280E was enacted in 1982 as a response to drug traffickers who tried to deduct their expenses from their taxable income. The code disallows any deductions or credits for businesses trafficking in Schedule I or Schedule II controlled substances, which include marijuana. As a result, cannabis businesses can only deduct cost of goods sold (COGS), and not other expenses such as rent, employee salaries, or marketing costs.
The impact of 280E is substantial, as it can result in tax rates as high as 70% for some cannabis businesses. This has made it difficult for companies to compete with one another, as well as with businesses in other industries. Plus, the high tax rates have limited the ability of cannabis companies to reinvest in their businesses, making it harder for them to grow and expand.
Despite the challenges posed by 280E, the cannabis industry has continued to grow, with many companies finding creative solutions to overcome the tax code's limitations. Some companies have structured their businesses to minimize their taxable income, while others have focused on reducing costs through economies of scale.
Operators are generally able to deduct COGS for equipment, storage, and packing. This can vary widely between states and operators, so it’s best practice to track COGS closely and remain audit-ready. Businesses often rely on an ERP (enterprise resource planning) software to closely track COGS throughout the year. Another benefit of using and EPR software is the efficiency in which operators can assign COGS and generate reports.

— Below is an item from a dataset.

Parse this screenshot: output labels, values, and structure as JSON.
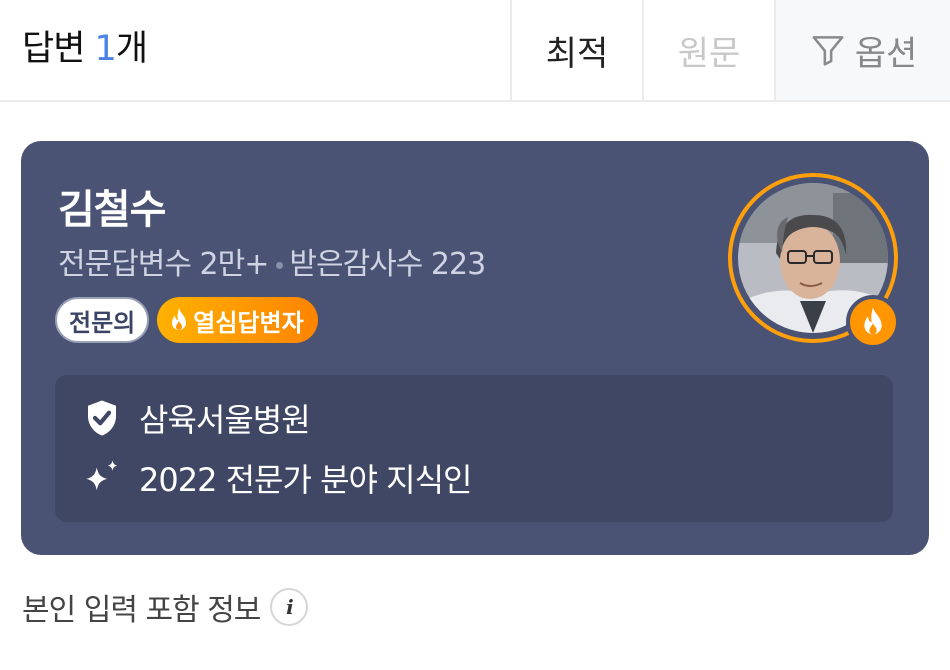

The long-term effects of 280E on the cannabis industry are uncertain. If the tax code remains in place, it is likely to continue to limit the growth of the industry, making it difficult for companies to achieve their full potential. On the other hand, if the code is amended or eliminated, the industry could experience a significant boost, as companies would have more resources to invest in growth and innovation.
280E is a significant barrier for the cannabis industry, as it imposes high tax rates that limit the ability of companies to invest in their businesses. While the industry has adapted to this challenge, the long-term effects of 280E remain uncertain. Whether the tax code will be amended or eliminated remains to be seen, but its impact on the cannabis industry is significant.